TBH, as a non-native speaker, 19th century English is really hard to understand. I see familiar vocabularies which i learnt from studying for the GRE and have forgotten the day after I took the test, LOL.
But the stories, the poems and the way he describe every scene and object in his stories is absolute phenomenon.

32fredbacon
Jan 10, 2020, 9:04 pm

The new thread is up over here.

33Limelite
Jan 11, 2020, 2:02 pm

>31 Hanxi_Xiao:

Welcome to Library Thing! I'm speculating from your name that you're a native Chinese-speaker. Modern Chinese authors' works have been a special interest of mine for the last two years. Of course, I can only read them in translation.

Do you include contemporary Chinese novels in your library?

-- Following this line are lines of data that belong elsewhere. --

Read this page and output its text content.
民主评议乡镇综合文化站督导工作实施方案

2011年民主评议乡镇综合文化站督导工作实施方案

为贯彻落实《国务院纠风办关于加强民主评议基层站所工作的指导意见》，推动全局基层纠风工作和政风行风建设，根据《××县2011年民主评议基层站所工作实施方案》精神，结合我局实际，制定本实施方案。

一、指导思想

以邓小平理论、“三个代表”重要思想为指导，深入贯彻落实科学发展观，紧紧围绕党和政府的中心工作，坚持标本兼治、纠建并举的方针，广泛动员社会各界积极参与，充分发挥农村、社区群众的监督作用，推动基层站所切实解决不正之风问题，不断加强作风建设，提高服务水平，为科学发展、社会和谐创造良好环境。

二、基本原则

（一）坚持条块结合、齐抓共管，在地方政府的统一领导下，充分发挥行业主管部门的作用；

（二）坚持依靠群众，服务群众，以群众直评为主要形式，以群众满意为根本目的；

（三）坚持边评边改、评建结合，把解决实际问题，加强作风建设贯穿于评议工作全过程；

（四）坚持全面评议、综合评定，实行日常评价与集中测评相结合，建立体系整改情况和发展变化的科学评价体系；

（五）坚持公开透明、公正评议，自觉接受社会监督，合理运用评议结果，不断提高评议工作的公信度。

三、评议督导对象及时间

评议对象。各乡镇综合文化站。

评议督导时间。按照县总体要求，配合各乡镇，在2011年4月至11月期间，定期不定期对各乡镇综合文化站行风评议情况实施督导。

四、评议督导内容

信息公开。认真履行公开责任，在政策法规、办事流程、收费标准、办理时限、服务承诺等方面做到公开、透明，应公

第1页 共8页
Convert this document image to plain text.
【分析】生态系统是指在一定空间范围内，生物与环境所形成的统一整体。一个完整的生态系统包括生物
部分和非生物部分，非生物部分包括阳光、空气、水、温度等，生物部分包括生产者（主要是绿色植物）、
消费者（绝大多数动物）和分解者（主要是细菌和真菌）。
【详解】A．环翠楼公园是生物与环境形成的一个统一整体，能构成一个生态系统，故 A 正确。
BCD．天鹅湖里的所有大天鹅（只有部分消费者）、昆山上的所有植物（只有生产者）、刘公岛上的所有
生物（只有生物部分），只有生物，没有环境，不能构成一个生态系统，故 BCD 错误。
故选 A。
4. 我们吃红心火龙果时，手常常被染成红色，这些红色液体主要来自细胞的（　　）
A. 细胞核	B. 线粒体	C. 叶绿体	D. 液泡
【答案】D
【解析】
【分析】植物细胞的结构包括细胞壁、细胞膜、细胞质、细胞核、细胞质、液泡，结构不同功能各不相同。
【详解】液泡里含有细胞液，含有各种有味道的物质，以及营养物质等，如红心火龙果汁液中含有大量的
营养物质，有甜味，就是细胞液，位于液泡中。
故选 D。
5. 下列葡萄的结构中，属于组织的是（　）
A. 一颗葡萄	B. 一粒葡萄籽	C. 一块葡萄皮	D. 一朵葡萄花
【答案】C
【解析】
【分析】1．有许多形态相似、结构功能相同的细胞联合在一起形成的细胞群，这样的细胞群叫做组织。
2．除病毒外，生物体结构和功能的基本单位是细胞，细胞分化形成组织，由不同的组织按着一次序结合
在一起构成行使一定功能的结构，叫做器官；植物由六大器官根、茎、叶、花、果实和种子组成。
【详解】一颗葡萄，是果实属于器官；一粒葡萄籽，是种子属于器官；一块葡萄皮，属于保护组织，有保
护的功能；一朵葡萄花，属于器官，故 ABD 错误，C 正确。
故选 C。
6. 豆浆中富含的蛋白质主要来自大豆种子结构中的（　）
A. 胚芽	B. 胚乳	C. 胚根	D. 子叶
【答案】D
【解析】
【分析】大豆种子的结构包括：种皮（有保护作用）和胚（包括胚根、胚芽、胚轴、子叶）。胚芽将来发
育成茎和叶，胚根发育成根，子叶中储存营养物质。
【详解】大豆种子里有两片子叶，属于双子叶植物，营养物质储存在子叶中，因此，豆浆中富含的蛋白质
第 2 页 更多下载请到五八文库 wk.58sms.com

If you've read some in Chinese, I'd be interested to hear what you think of the English translations of the books in the event you have compared any.

For Christmas, I got Can Xue's novel, Frontier, which I haven't started yet; I'm busy reading the early 20th C. memoir by Princess Der Ling, Two Years in the Forbidden City in which she remembers the daily life of Dowager Queen Cixi's Manchu court. Wish I knew and could supply you with the titles in Chinese.

Look forward to hearing more about what you're reading. Poe is a universal favorite in high school English lit courses because his poems are so rhythmic and his subjects eerie and bizarre. His short fiction is also "Gothic."